1. Memory growth from test case to test case: As I add tests dynamically
I run a single testsuite which creates all test cases, so I cannot fork
a new vm for every test case. That should not make any difference,
because in tearDown() I set all fields of the test case to null and
manually invoke the garbage collector. Still the heap memory growth
about 1 or 2 MB with every test case run, resulting in huge performance
holes when the heap runs full and finally a HeapOverflowException
- Remember: I set _all_ fields of the test cases to null after the test
was run -
2. And this is where the WTF-o-meter goes through the ceiling: On one
test the non incremental parser takes 300ms on a 18K input file
containing ~ 2800 tokens (which is a nice performance, I think). When I
run my incremental parser with the very first token marked as changed
it's finished after only 30ms.
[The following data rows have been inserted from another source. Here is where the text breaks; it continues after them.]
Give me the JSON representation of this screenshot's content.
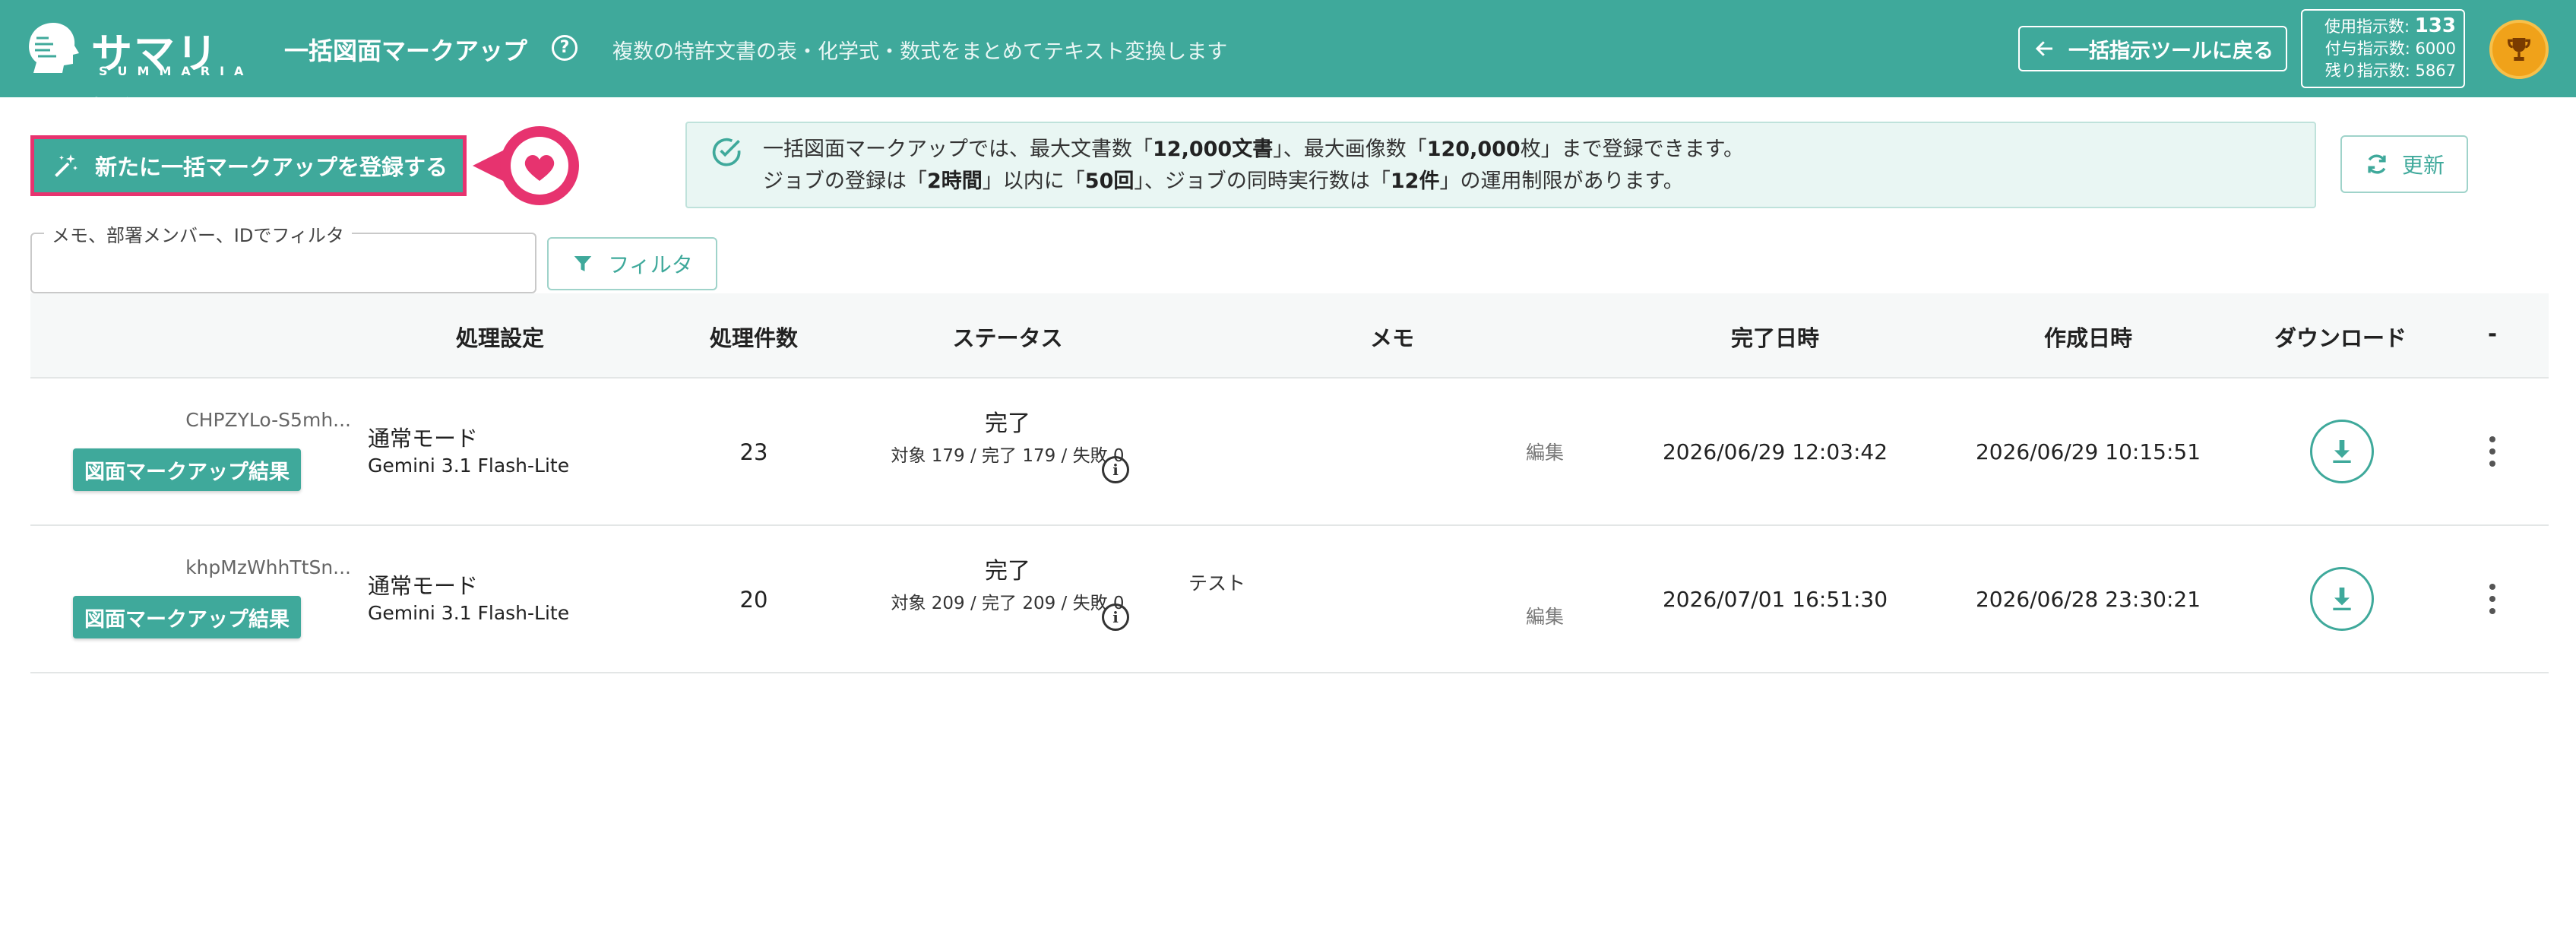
{
  "header": {
    "logo_text": "サマリア",
    "logo_sub": "SUMMARIA",
    "title": "一括図面マークアップ",
    "help_glyph": "?",
    "description": "複数の特許文書の表・化学式・数式をまとめてテキスト変換します",
    "back_label": "一括指示ツールに戻る",
    "usage_used_label": "使用指示数:",
    "usage_used_value": "133",
    "usage_granted": "付与指示数: 6000",
    "usage_remaining": "残り指示数: 5867",
    "colors": {
      "primary": "#3fa99b",
      "accent_pink": "#e7336f",
      "trophy": "#f0a21a"
    }
  },
  "controls": {
    "register_label": "新たに一括マークアップを登録する",
    "notice_line1_pre": "一括図面マークアップでは、最大文書数「",
    "notice_docs": "12,000文書",
    "notice_line1_mid": "」、最大画像数「",
    "notice_images": "120,000",
    "notice_line1_post": "枚」まで登録できます。",
    "notice_line2_pre": "ジョブの登録は「",
    "notice_hours": "2時間",
    "notice_line2_mid1": "」以内に「",
    "notice_times": "50回",
    "notice_line2_mid2": "」、ジョブの同時実行数は「",
    "notice_concurrent": "12件",
    "notice_line2_post": "」の運用制限があります。",
    "refresh_label": "更新",
    "filter_label": "メモ、部署メンバー、IDでフィルタ",
    "filter_value": "",
    "filter_button": "フィルタ"
  },
  "table": {
    "headers": [
      "処理設定",
      "処理件数",
      "ステータス",
      "メモ",
      "完了日時",
      "作成日時",
      "ダウンロード",
      "-"
    ],
    "rows": [
      {
        "id": "CHPZYLo-S5mh...",
        "result_label": "図面マークアップ結果",
        "mode": "通常モード",
        "model": "Gemini 3.1 Flash-Lite",
        "count": "23",
        "status": "完了",
        "status_detail": "対象 179 / 完了 179 / 失敗 0",
        "memo": "",
        "edit": "編集",
        "completed": "2026/06/29 12:03:42",
        "created": "2026/06/29 10:15:51"
      },
      {
        "id": "khpMzWhhTtSn...",
        "result_label": "図面マークアップ結果",
        "mode": "通常モード",
        "model": "Gemini 3.1 Flash-Lite",
        "count": "20",
        "status": "完了",
        "status_detail": "対象 209 / 完了 209 / 失敗 0",
        "memo": "テスト",
        "edit": "編集",
        "completed": "2026/07/01 16:51:30",
        "created": "2026/06/28 23:30:21"
      }
    ]
  }
}
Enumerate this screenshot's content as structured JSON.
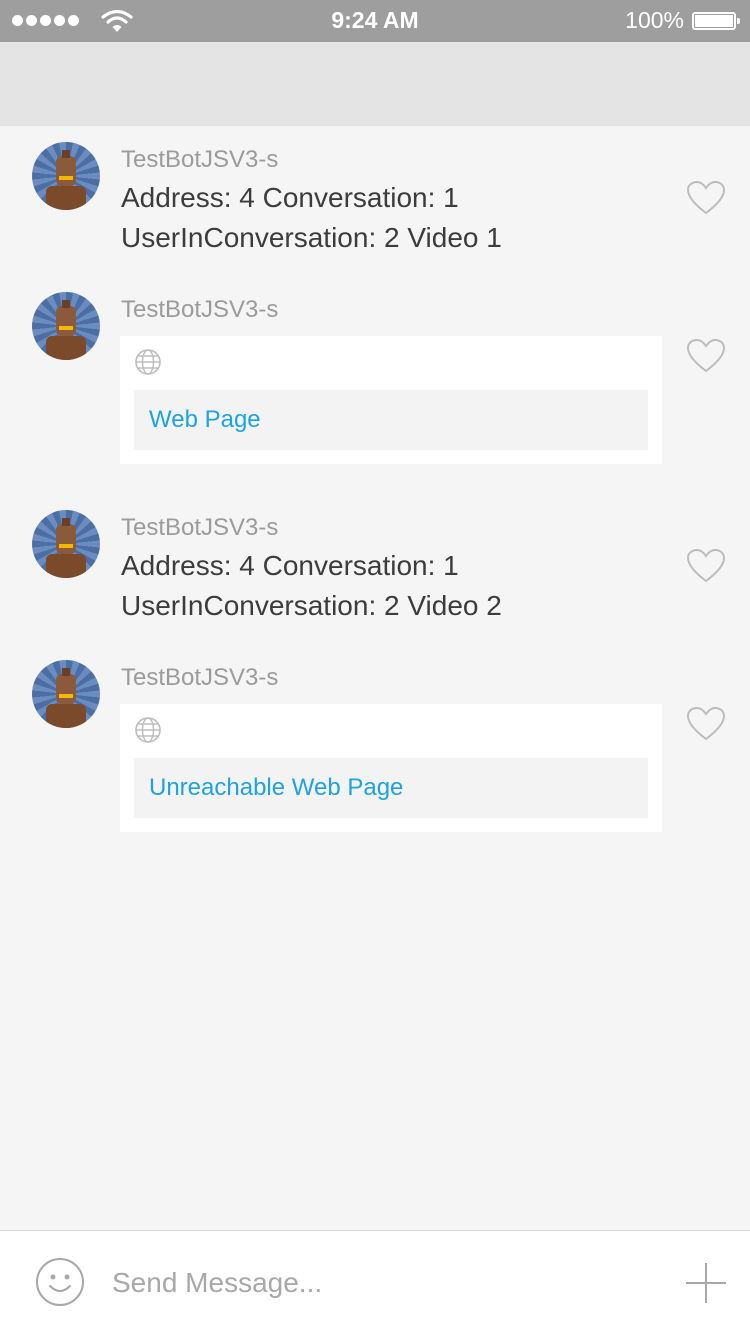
{
  "status_bar": {
    "time": "9:24 AM",
    "battery": "100%"
  },
  "messages": [
    {
      "type": "text",
      "sender": "TestBotJSV3-s",
      "lines": [
        "Address: 4 Conversation: 1",
        "UserInConversation: 2 Video 1"
      ]
    },
    {
      "type": "card",
      "sender": "TestBotJSV3-s",
      "link": "Web Page"
    },
    {
      "type": "text",
      "sender": "TestBotJSV3-s",
      "lines": [
        "Address: 4 Conversation: 1",
        "UserInConversation: 2 Video 2"
      ]
    },
    {
      "type": "card",
      "sender": "TestBotJSV3-s",
      "link": "Unreachable Web Page"
    }
  ],
  "input": {
    "placeholder": "Send Message..."
  },
  "icons": {
    "avatar": "bot-avatar-icon",
    "like": "heart-icon",
    "link": "globe-icon",
    "emoji": "smiley-icon",
    "add": "plus-icon"
  },
  "colors": {
    "link": "#1fa3e0",
    "status_bar": "#9e9e9e",
    "header": "#e4e4e4"
  }
}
That would be a very good result if the
incremental parser implementation was finished yet, but it is not!
Currently that two invocations run exactly the same code path! So I see
a reduction to 10% in runtime only by invoking the same code path again.
If I would encounter both phenomenons one at a time I would blame (or
praise in case of 2.) openjdks jvm for it, but having both leaves me
with the guess of some kind of code caching mechanism in the background.
Is that some kind of hot feature? And how (for the sake of benchmarking)
can I deactivate it?
1. I think, the NetBeans Profiler  would help you to obtain objective
info about described problems.
2. Note, loaded classes of tests won't be collected by GC until their
Class Loader is in-use.
3. The Parsing API  may be also interesting for you.